Official results based on ballots from more than 60% of precincts counted showed one other party garnering more than 5% of the vote needed to get seats in parliament.
“The people of Armenia gave our Civil Contract party a mandate to lead the country and personally me to lead the country as prime minister,” Pashinyan announced early on Monday.
“We already know that we won a convincing victory in the elections and we will have a convincing majority in parliament,” he added, urging supporters to turn up at Yerevan’s main square Monday evening.
Kocharyan’s electoral bloc said it would not recognise Pashinyan’s quick claim to victory, which came when just 30% of precincts had been counted.
“Hundreds of signals from polling stations testifying to organised and planned falsifications serve as a serious reason for lack of trust,” the bloc said in a statement, adding it would not “recognise” the results until the “violations” were studied.
Earlier on Sunday evening, the general prosecutor’s office said it had received 319 reports of violations. It said it had opened six criminal probes, all of which concerned bribes during campaigning.
The vote was being followed by Armenia’s Soviet-era master Russia, arch-foe Azerbaijan and Turkey, which backed Azerbaijan in the six-week war over the breakaway region of Nagorno-Karabakh last year.
Despite stifling heat, nearly 50% of around 2.6 million eligible voters cast their ballots, election officials said. Some observers said turnout in the South Caucasus country of three million people was higher than expected.

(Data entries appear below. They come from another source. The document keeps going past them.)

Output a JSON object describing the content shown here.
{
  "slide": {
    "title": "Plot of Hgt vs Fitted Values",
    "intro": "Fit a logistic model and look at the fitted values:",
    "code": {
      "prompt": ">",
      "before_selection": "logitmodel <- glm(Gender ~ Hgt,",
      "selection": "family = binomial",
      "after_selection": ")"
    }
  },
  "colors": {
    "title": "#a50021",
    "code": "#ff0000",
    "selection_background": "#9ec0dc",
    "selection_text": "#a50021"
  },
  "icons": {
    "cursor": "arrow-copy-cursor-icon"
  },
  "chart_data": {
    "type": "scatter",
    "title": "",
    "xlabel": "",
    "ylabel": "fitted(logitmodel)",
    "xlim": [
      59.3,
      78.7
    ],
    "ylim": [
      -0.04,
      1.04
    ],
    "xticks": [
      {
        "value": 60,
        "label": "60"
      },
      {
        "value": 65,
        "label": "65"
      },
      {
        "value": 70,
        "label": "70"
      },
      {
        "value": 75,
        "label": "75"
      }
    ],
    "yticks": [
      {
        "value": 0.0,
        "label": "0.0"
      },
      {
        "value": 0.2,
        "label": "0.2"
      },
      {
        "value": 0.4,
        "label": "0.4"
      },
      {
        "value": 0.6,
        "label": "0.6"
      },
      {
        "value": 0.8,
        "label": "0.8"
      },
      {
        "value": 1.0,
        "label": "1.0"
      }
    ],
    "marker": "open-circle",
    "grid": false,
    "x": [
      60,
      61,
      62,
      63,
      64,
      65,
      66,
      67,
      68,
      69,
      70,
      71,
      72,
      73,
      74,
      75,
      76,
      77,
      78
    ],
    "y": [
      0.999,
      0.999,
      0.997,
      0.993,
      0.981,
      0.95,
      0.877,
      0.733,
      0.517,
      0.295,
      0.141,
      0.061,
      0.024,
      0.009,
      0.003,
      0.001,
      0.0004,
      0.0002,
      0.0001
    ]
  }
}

During a campaign marred by polarising rhetoric, Pashinyan had said he expected his party to secure 60% of the vote. Election officials said the vote was conducted in accordance with Armenia’s legislation.
Kocharyan was himself accused of rigging a presidential election in favour of his hand-picked ally and presiding over a deadly crackdown on protesters in 2008.

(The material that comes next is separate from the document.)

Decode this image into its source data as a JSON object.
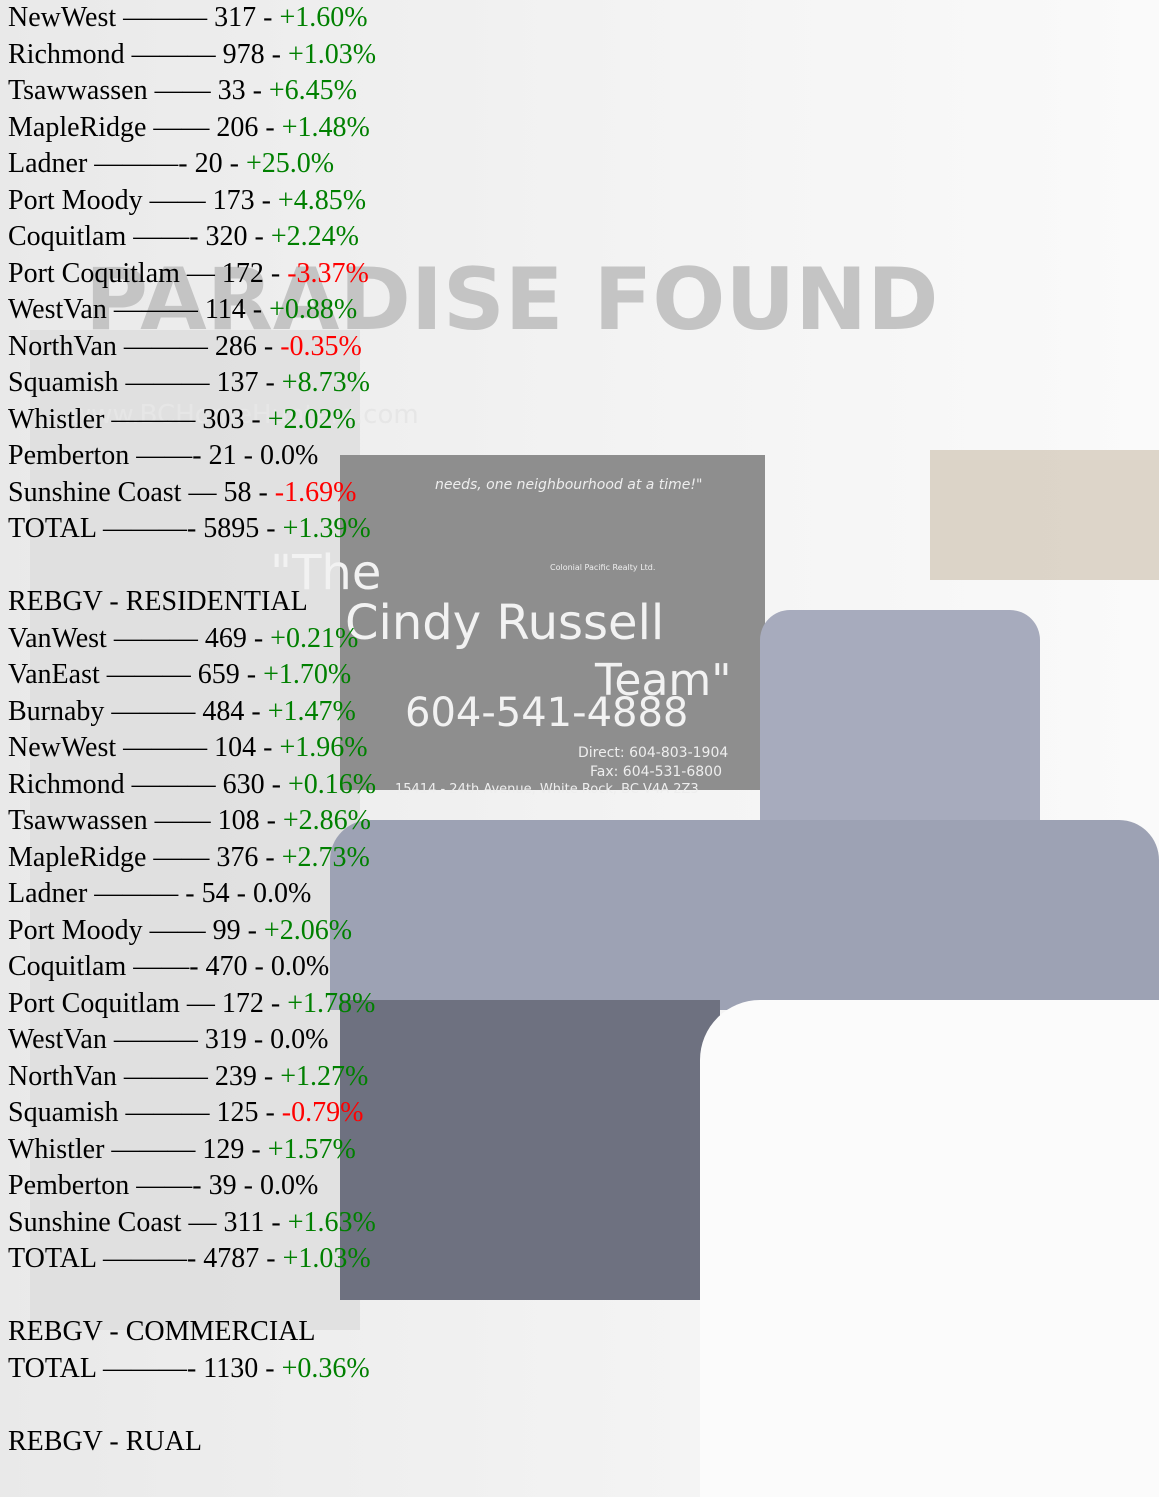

Armenia won international praise for holding its first free and fair vote under Pashinyan in 2018.
On the streets of Yerevan on Sunday, Armenians voiced conflicting opinions about Pashinyan. Voter Anahit Sargsyan said the prime minister, who spearheaded peaceful protests against corrupt elites in 2018, deserved another chance. She said she feared the return of the old guard whom she accused of plundering the country.

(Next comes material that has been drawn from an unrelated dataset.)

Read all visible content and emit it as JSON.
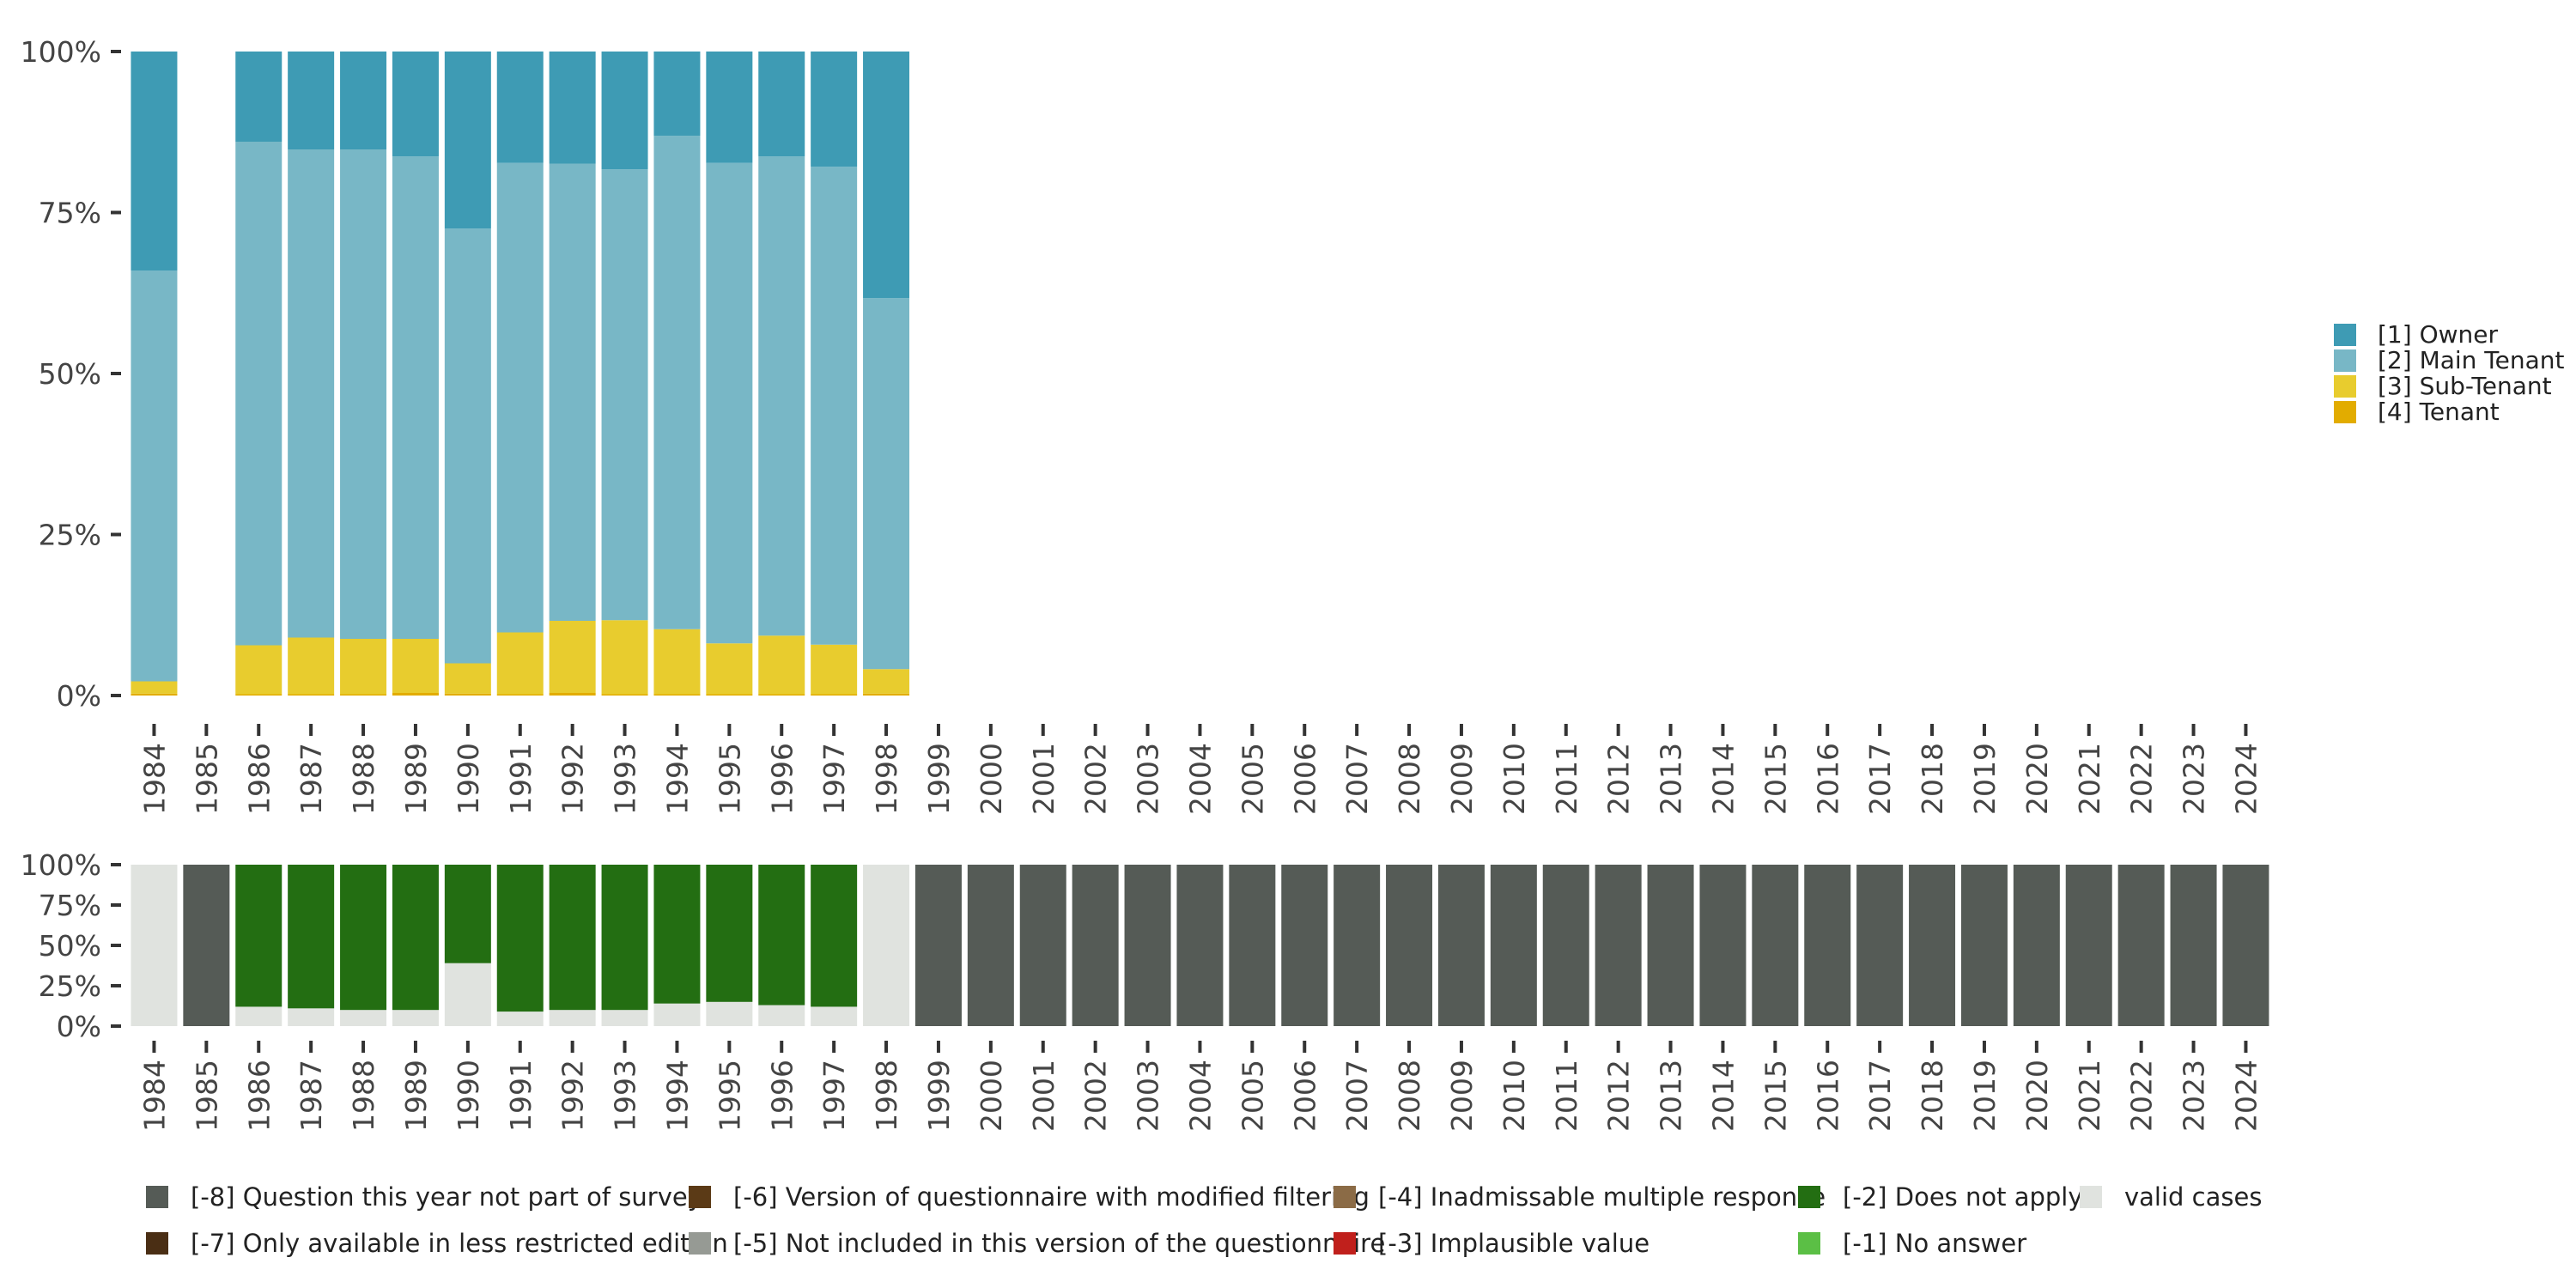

“I voted against a return to the old ways,” said the 63-year-old former teacher.
Another voter, Vardan Hovhannisyan, said he had cast his ballot for Kocharyan, who calls Russian leader Vladimir Putin his friend.
“I voted for secure borders, solidarity in society, the return of our war prisoners, the well-being of the wounded and a strong army,” said the 41-year-old musician.
Critics blame Pashinyan for having ceded territory in and around Karabakh to Azerbaijan in a humiliating truce agreement, and accuse him of having failed to deliver reforms.
Pashinyan has said he had to agree to the Moscow-brokered peace deal with Azerbaijan in order to prevent further human and territorial losses.
More than 6,500 people were killed in the war, according to the latest official figures from Armenia and Azerbaijan.